Many educators, including the New Jersey Education Association, have backed the standards, Hespe noted.

“I think it’s good for the nation to have common standards, so that as we look to educating children for a global economy we are all coming from the same place,” Old Bridge Superintendent David Cittadino said. “It’s important that when a child is moving from state to state, that he or she is coming in with common expectations.”

Cittadino believes the recent backlash has grown out of other states’ experiences, especially New York, which is a year ahead in the cycle and saw its student test scores plummet in the first year of implementation. And New Jersey teachers have been bombarded with change this year. In addition to the Common Core, the new teacher tenure law went into effect and PARCC is on the horizon.

“Some people get anxiety,” he said.

And taxpayers are starting to question the cost.

“People are seeing how their taxes are adversely affected. Towns are spending $500,000 to $750,000 for Common Core and PARCC,” said Adams, of the Eagle Forum.

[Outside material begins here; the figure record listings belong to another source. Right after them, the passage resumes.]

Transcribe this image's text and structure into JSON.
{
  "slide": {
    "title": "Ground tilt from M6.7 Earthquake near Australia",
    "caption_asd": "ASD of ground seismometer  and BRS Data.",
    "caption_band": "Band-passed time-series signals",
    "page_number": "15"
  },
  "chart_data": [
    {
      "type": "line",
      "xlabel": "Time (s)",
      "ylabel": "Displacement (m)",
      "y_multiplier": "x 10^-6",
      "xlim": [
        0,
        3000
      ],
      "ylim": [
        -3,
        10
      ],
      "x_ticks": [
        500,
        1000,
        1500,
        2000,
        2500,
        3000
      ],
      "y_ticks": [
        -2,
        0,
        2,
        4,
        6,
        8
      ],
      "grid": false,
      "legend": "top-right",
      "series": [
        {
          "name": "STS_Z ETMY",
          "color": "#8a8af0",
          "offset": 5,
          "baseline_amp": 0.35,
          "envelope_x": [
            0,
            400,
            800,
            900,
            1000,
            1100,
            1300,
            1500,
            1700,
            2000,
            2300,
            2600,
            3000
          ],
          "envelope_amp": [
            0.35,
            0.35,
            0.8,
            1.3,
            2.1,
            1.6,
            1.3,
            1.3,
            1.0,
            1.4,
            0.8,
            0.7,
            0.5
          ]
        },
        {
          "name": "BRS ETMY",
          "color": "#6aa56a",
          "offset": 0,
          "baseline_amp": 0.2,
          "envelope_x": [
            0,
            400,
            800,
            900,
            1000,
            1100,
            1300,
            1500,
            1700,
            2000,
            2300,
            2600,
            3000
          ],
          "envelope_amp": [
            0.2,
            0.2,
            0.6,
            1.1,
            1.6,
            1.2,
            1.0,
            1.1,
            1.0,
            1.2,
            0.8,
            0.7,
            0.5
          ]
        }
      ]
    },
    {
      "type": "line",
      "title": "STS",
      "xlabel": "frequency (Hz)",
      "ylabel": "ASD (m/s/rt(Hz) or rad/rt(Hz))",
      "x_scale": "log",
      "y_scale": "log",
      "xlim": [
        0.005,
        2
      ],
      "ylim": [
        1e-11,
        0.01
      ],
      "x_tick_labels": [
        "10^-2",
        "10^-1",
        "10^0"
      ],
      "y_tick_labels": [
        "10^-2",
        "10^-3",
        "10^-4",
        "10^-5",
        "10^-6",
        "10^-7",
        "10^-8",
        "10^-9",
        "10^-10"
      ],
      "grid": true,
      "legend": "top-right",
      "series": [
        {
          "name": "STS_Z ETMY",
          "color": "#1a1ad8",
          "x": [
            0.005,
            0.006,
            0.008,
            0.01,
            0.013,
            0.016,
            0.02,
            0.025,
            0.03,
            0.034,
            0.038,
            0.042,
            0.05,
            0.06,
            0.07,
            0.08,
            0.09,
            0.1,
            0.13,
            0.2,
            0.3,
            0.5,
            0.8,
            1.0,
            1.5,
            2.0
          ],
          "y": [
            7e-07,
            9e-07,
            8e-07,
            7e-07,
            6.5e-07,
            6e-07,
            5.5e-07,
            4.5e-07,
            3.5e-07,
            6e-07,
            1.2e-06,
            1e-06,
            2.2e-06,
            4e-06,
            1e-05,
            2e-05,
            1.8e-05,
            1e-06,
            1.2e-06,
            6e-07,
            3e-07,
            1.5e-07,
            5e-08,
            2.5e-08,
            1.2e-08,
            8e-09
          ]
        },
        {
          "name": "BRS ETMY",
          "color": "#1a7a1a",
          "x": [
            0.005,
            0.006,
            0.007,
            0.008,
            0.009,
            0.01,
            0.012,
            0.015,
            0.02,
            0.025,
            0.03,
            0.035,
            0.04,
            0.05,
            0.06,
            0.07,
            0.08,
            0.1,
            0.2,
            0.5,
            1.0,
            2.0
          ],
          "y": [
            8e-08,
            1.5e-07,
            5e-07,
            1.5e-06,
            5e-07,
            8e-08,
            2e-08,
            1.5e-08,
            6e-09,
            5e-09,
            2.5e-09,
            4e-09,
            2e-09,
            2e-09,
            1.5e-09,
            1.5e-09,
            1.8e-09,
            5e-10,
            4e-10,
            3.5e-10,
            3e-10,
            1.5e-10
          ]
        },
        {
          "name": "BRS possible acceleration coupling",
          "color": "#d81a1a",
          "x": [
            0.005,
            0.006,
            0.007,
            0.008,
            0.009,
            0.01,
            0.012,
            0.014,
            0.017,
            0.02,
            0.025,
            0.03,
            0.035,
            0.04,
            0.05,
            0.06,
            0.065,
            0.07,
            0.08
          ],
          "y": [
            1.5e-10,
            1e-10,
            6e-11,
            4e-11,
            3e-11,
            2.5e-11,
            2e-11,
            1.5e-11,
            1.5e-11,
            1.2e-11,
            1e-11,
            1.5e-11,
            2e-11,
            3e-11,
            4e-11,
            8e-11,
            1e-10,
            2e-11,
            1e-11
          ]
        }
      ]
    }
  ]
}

Those costs cover technology and new course materials.

As the new school year begins, proponents are promising to improve communication with parents in order to dispel their fears, while critics pledge to continue their campaign.
Tienken, for one, thinks the opponents will gain ground.

“There will be more and more pressure to loosen the reins, and state departments of education will give districts more leeway, and slowly (the standards) will be eroded,” Tienken predicted. “And once the PARCC tests hit 20 states, you’ll see it see it accelerate greatly this year.”